Официальный сайт Московского Патриархата

Русская версияУкраинская версияМолдавская версияГреческая версияАнглийская версия
Патриархия

Митрополит Волоколамский Иларион: В жертвенной любви обретает смысл человеческое существование

Митрополит Волоколамский Иларион: В жертвенной любви обретает смысл человеческое существование
Версия для печати
13 января 2016 г. 18:28

6 января 2016 года гостем передачи «Церковь и мир», которую на телеканале «Россия-24» ведет председатель Отдела внешних церковных связей Московского Патриархата митрополит Волоколамский Иларион, стал кинорежиссер, сценарист Никита Сергеевич Михалков. 

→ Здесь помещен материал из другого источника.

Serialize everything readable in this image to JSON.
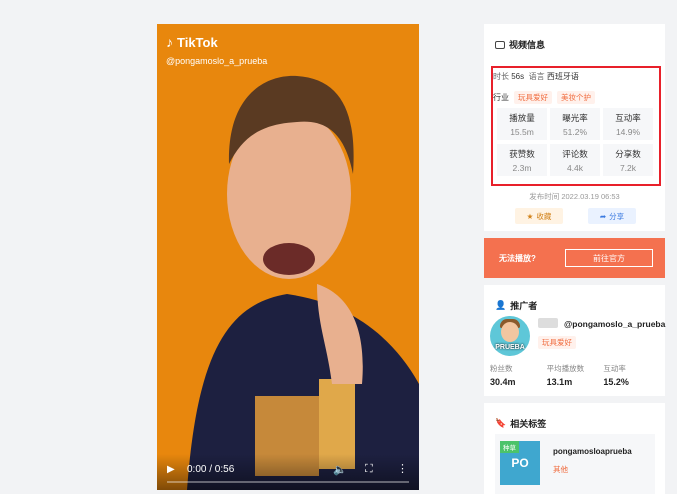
{
  "video": {
    "brand": "TikTok",
    "handle": "@pongamoslo_a_prueba",
    "time": "0:00 / 0:56",
    "progress": 0.0
  },
  "video_info": {
    "title": "视频信息",
    "duration_label": "时长",
    "duration": "56s",
    "language_label": "语言",
    "language": "西班牙语",
    "industry_label": "行业",
    "industry_tags": [
      "玩具爱好",
      "美妆个护"
    ],
    "stats": [
      {
        "label": "播放量",
        "value": "15.5m"
      },
      {
        "label": "曝光率",
        "value": "51.2%"
      },
      {
        "label": "互动率",
        "value": "14.9%"
      },
      {
        "label": "获赞数",
        "value": "2.3m"
      },
      {
        "label": "评论数",
        "value": "4.4k"
      },
      {
        "label": "分享数",
        "value": "7.2k"
      }
    ],
    "publish_time": "发布时间 2022.03.19 06:53",
    "favorite_label": "收藏",
    "share_label": "分享"
  },
  "cta": {
    "label": "无法播放?",
    "button": "前往官方"
  },
  "promoter": {
    "title": "推广者",
    "avatar_text": "PRUEBA",
    "name": "@pongamoslo_a_prueba",
    "tag": "玩具爱好",
    "stats": [
      {
        "label": "粉丝数",
        "value": "30.4m"
      },
      {
        "label": "平均播放数",
        "value": "13.1m"
      },
      {
        "label": "互动率",
        "value": "15.2%"
      }
    ]
  },
  "related_tags": {
    "title": "相关标签",
    "card": {
      "badge": "种草",
      "thumb": "PO",
      "name": "pongamosloaprueba",
      "sub": "其他"
    }
  },
  "colors": {
    "accent": "#f4714f",
    "highlight_border": "#e8202a",
    "video_bg": "#e8870d"
  }
}
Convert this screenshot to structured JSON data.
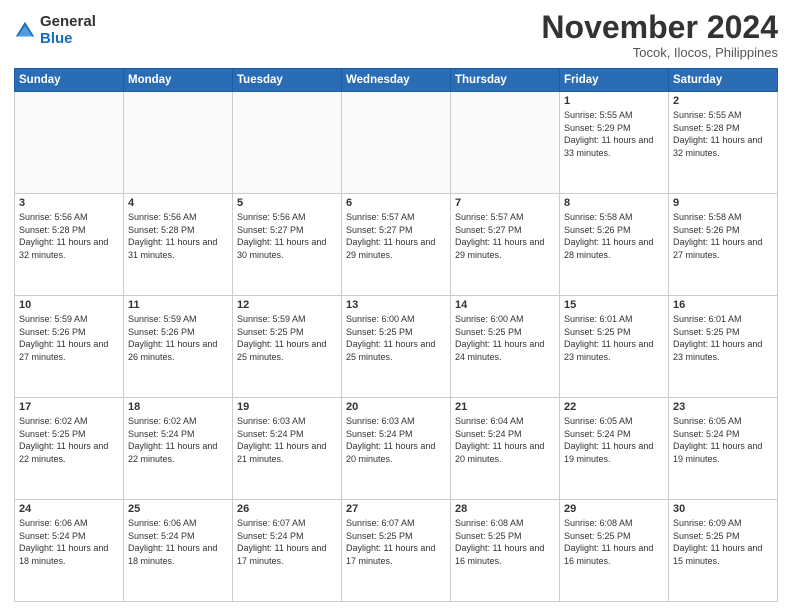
{
  "logo": {
    "general": "General",
    "blue": "Blue"
  },
  "header": {
    "month": "November 2024",
    "location": "Tocok, Ilocos, Philippines"
  },
  "weekdays": [
    "Sunday",
    "Monday",
    "Tuesday",
    "Wednesday",
    "Thursday",
    "Friday",
    "Saturday"
  ],
  "weeks": [
    [
      {
        "day": "",
        "empty": true
      },
      {
        "day": "",
        "empty": true
      },
      {
        "day": "",
        "empty": true
      },
      {
        "day": "",
        "empty": true
      },
      {
        "day": "",
        "empty": true
      },
      {
        "day": "1",
        "sunrise": "5:55 AM",
        "sunset": "5:29 PM",
        "daylight": "11 hours and 33 minutes."
      },
      {
        "day": "2",
        "sunrise": "5:55 AM",
        "sunset": "5:28 PM",
        "daylight": "11 hours and 32 minutes."
      }
    ],
    [
      {
        "day": "3",
        "sunrise": "5:56 AM",
        "sunset": "5:28 PM",
        "daylight": "11 hours and 32 minutes."
      },
      {
        "day": "4",
        "sunrise": "5:56 AM",
        "sunset": "5:28 PM",
        "daylight": "11 hours and 31 minutes."
      },
      {
        "day": "5",
        "sunrise": "5:56 AM",
        "sunset": "5:27 PM",
        "daylight": "11 hours and 30 minutes."
      },
      {
        "day": "6",
        "sunrise": "5:57 AM",
        "sunset": "5:27 PM",
        "daylight": "11 hours and 29 minutes."
      },
      {
        "day": "7",
        "sunrise": "5:57 AM",
        "sunset": "5:27 PM",
        "daylight": "11 hours and 29 minutes."
      },
      {
        "day": "8",
        "sunrise": "5:58 AM",
        "sunset": "5:26 PM",
        "daylight": "11 hours and 28 minutes."
      },
      {
        "day": "9",
        "sunrise": "5:58 AM",
        "sunset": "5:26 PM",
        "daylight": "11 hours and 27 minutes."
      }
    ],
    [
      {
        "day": "10",
        "sunrise": "5:59 AM",
        "sunset": "5:26 PM",
        "daylight": "11 hours and 27 minutes."
      },
      {
        "day": "11",
        "sunrise": "5:59 AM",
        "sunset": "5:26 PM",
        "daylight": "11 hours and 26 minutes."
      },
      {
        "day": "12",
        "sunrise": "5:59 AM",
        "sunset": "5:25 PM",
        "daylight": "11 hours and 25 minutes."
      },
      {
        "day": "13",
        "sunrise": "6:00 AM",
        "sunset": "5:25 PM",
        "daylight": "11 hours and 25 minutes."
      },
      {
        "day": "14",
        "sunrise": "6:00 AM",
        "sunset": "5:25 PM",
        "daylight": "11 hours and 24 minutes."
      },
      {
        "day": "15",
        "sunrise": "6:01 AM",
        "sunset": "5:25 PM",
        "daylight": "11 hours and 23 minutes."
      },
      {
        "day": "16",
        "sunrise": "6:01 AM",
        "sunset": "5:25 PM",
        "daylight": "11 hours and 23 minutes."
      }
    ],
    [
      {
        "day": "17",
        "sunrise": "6:02 AM",
        "sunset": "5:25 PM",
        "daylight": "11 hours and 22 minutes."
      },
      {
        "day": "18",
        "sunrise": "6:02 AM",
        "sunset": "5:24 PM",
        "daylight": "11 hours and 22 minutes."
      },
      {
        "day": "19",
        "sunrise": "6:03 AM",
        "sunset": "5:24 PM",
        "daylight": "11 hours and 21 minutes."
      },
      {
        "day": "20",
        "sunrise": "6:03 AM",
        "sunset": "5:24 PM",
        "daylight": "11 hours and 20 minutes."
      },
      {
        "day": "21",
        "sunrise": "6:04 AM",
        "sunset": "5:24 PM",
        "daylight": "11 hours and 20 minutes."
      },
      {
        "day": "22",
        "sunrise": "6:05 AM",
        "sunset": "5:24 PM",
        "daylight": "11 hours and 19 minutes."
      },
      {
        "day": "23",
        "sunrise": "6:05 AM",
        "sunset": "5:24 PM",
        "daylight": "11 hours and 19 minutes."
      }
    ],
    [
      {
        "day": "24",
        "sunrise": "6:06 AM",
        "sunset": "5:24 PM",
        "daylight": "11 hours and 18 minutes."
      },
      {
        "day": "25",
        "sunrise": "6:06 AM",
        "sunset": "5:24 PM",
        "daylight": "11 hours and 18 minutes."
      },
      {
        "day": "26",
        "sunrise": "6:07 AM",
        "sunset": "5:24 PM",
        "daylight": "11 hours and 17 minutes."
      },
      {
        "day": "27",
        "sunrise": "6:07 AM",
        "sunset": "5:25 PM",
        "daylight": "11 hours and 17 minutes."
      },
      {
        "day": "28",
        "sunrise": "6:08 AM",
        "sunset": "5:25 PM",
        "daylight": "11 hours and 16 minutes."
      },
      {
        "day": "29",
        "sunrise": "6:08 AM",
        "sunset": "5:25 PM",
        "daylight": "11 hours and 16 minutes."
      },
      {
        "day": "30",
        "sunrise": "6:09 AM",
        "sunset": "5:25 PM",
        "daylight": "11 hours and 15 minutes."
      }
    ]
  ]
}
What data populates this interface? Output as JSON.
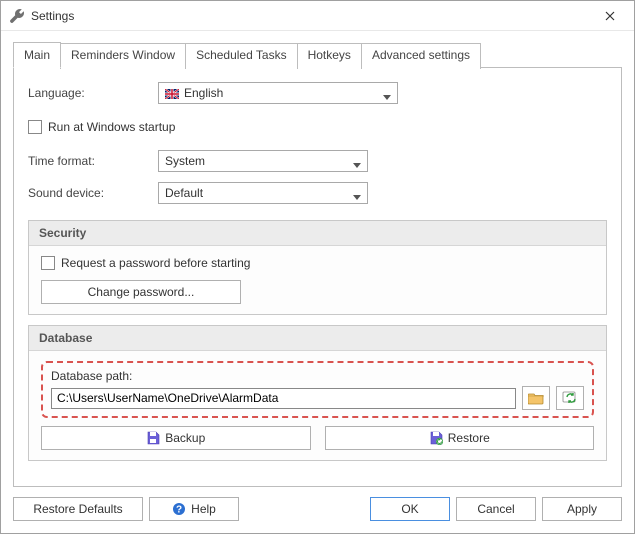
{
  "window": {
    "title": "Settings"
  },
  "tabs": [
    "Main",
    "Reminders Window",
    "Scheduled Tasks",
    "Hotkeys",
    "Advanced settings"
  ],
  "main": {
    "language_label": "Language:",
    "language_value": "English",
    "run_at_startup_label": "Run at Windows startup",
    "time_format_label": "Time format:",
    "time_format_value": "System",
    "sound_device_label": "Sound device:",
    "sound_device_value": "Default"
  },
  "security": {
    "header": "Security",
    "request_password_label": "Request a password before starting",
    "change_password_label": "Change password..."
  },
  "database": {
    "header": "Database",
    "path_label": "Database path:",
    "path_value": "C:\\Users\\UserName\\OneDrive\\AlarmData",
    "backup_label": "Backup",
    "restore_label": "Restore"
  },
  "footer": {
    "restore_defaults": "Restore Defaults",
    "help": "Help",
    "ok": "OK",
    "cancel": "Cancel",
    "apply": "Apply"
  }
}
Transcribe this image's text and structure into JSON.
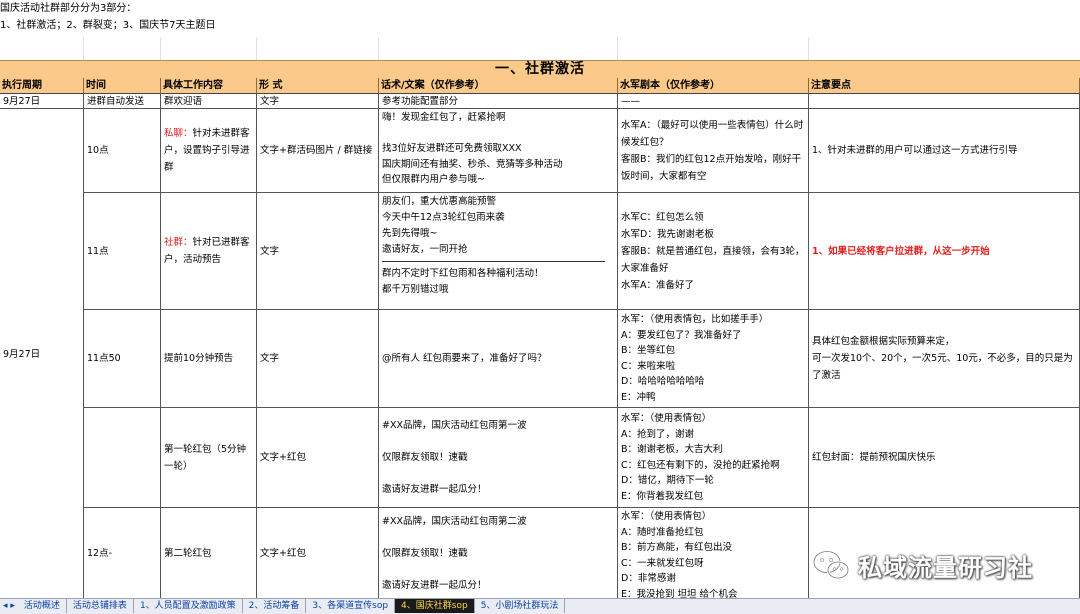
{
  "intro": {
    "line1": "国庆活动社群部分分为3部分：",
    "line2": "1、社群激活；2、群裂变；3、国庆节7天主题日"
  },
  "section_title": "一、社群激活",
  "columns": [
    "执行周期",
    "时间",
    "具体工作内容",
    "形  式",
    "话术/文案（仅作参考）",
    "水军剧本（仅作参考）",
    "注意要点"
  ],
  "rows": {
    "r0": {
      "period": "9月27日",
      "time": "进群自动发送",
      "work": "群欢迎语",
      "form": "文字",
      "script": "参考功能配置部分",
      "army": "——",
      "note": ""
    },
    "r1": {
      "time": "10点",
      "work_prefix": "私聊：",
      "work": "针对未进群客户，设置钩子引导进群",
      "form": "文字+群活码图片 / 群链接",
      "script": "嗨！发现金红包了，赶紧抢啊\n\n找3位好友进群还可免费领取XXX\n国庆期间还有抽奖、秒杀、竞猜等多种活动\n但仅限群内用户参与哦~",
      "army": "水军A：（最好可以使用一些表情包）什么时候发红包？\n客服B：我们的红包12点开始发哈，刚好干饭时间，大家都有空",
      "note": "1、针对未进群的用户可以通过这一方式进行引导"
    },
    "r2": {
      "time": "11点",
      "work_prefix": "社群：",
      "work": "针对已进群客户，活动预告",
      "form": "文字",
      "script_top": "朋友们，重大优惠高能预警\n今天中午12点3轮红包雨来袭\n先到先得哦~\n邀请好友，一同开抢",
      "script_bottom": "群内不定时下红包雨和各种福利活动！\n都千万别错过哦",
      "army": "水军C：红包怎么领\n水军D：我先谢谢老板\n客服B：就是普通红包，直接领，会有3轮，大家准备好\n水军A：准备好了",
      "note": "1、如果已经将客户拉进群，从这一步开始"
    },
    "r3": {
      "time": "11点50",
      "work": "提前10分钟预告",
      "form": "文字",
      "script": "@所有人 红包雨要来了，准备好了吗？",
      "army": "水军：（使用表情包，比如搓手手）\nA：要发红包了？我准备好了\nB：坐等红包\nC：来啦来啦\nD：哈哈哈哈哈哈哈\nE：冲鸭",
      "note": "具体红包金额根据实际预算来定，\n可一次发10个、20个，一次5元、10元，不必多，目的只是为了激活"
    },
    "r4": {
      "work": "第一轮红包（5分钟一轮）",
      "form": "文字+红包",
      "script": "#XX品牌，国庆活动红包雨第一波\n\n仅限群友领取！速戳\n\n邀请好友进群一起瓜分！",
      "army": "水军：（使用表情包）\nA：抢到了，谢谢\nB：谢谢老板，大吉大利\nC：红包还有剩下的，没抢的赶紧抢啊\nD：错亿，期待下一轮\nE：你背着我发红包",
      "note": "红包封面：提前预祝国庆快乐"
    },
    "r5": {
      "time": "12点-",
      "work": "第二轮红包",
      "form": "文字+红包",
      "script": "#XX品牌，国庆活动红包雨第二波\n\n仅限群友领取！速戳\n\n邀请好友进群一起瓜分！",
      "army": "水军：（使用表情包）\nA：随时准备抢红包\nB：前方高能，有红包出没\nC：一来就发红包呀\nD：非常感谢\nE：我没抢到 坦坦 给个机会",
      "note": ""
    },
    "merged_period": "9月27日"
  },
  "tabs": [
    "活动概述",
    "活动总铺排表",
    "1、人员配置及激励政策",
    "2、活动筹备",
    "3、各渠道宣传sop",
    "4、国庆社群sop",
    "5、小剧场社群玩法"
  ],
  "active_tab": "4、国庆社群sop",
  "tab_nav": "◂ ▸",
  "watermark": {
    "text": "私域流量研习社",
    "icon": "wechat-icon"
  },
  "colors": {
    "header_bg": "#fbc98a",
    "accent_red": "#e02020",
    "active_tab_bg": "#1a1a1a",
    "active_tab_fg": "#ffd84a"
  }
}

Митрополит Иларион: Здравствуйте, дорогие братья и сестры! Вы смотрите передачу «Церковь и мир».

В эти дни мы все отмечаем один из самых светлых и самых любимых праздников — Рождество Христово. Каждый человек знает, что этот праздник посвящен рождению и приходу в мир Иисуса Христа. В сознании людей Рождество тесно связано с понятиями добра, света, чуда и, конечно, с понятием праздника.

Пройдя сквозь целый век безверия, мы едва не лишились этой и многих других традиций нашего христианского народа. Человеку, который сегодня у меня в гостях, принадлежат такие слова: «Я убежден, что все то ужасное, что случилось с нашей страной и русскими людьми в XX веке, на сто процентов связано с безверием». Я рад сегодня приветствовать в нашей студии кинорежиссера, сценариста, продюсера, мыслителя Никиту Сергеевича Михалкова.

Здравствуйте, Никита Сергеевич!

Н. Михалков: Здравствуйте, владыка!

Владыка, я слушал Ваше вступительное слово и подумал, что мы действительно могли потерять не только праздник Рождества, но и сам праздник жизни во Христе, потому что в течение такого количества лет затаптывалось, истреблялось, оскорблялось то, что определяло сущность русского человека, и казалось, что подняться из этого невозможно. Мне даже какое-то время назад показалось, что православное христианство — одна из самых молодых религий, по крайней мере, в России, потому что эта религия проросла как росток. Помните эти разрушенные церкви? И вдруг из разрушенного купола березка растет, такая молодая, маленькая, только развивается. Страшное апокалиптическое зрелище разрухи, и вдруг эта жизнь, которая залетела туда и растет. Точно так же, словно росток сквозь асфальт, прорастало в России возвращение к Православию. Потом это стало в какой-то степени модой, но самое главное, не было утеряно ощущение праздника от веры.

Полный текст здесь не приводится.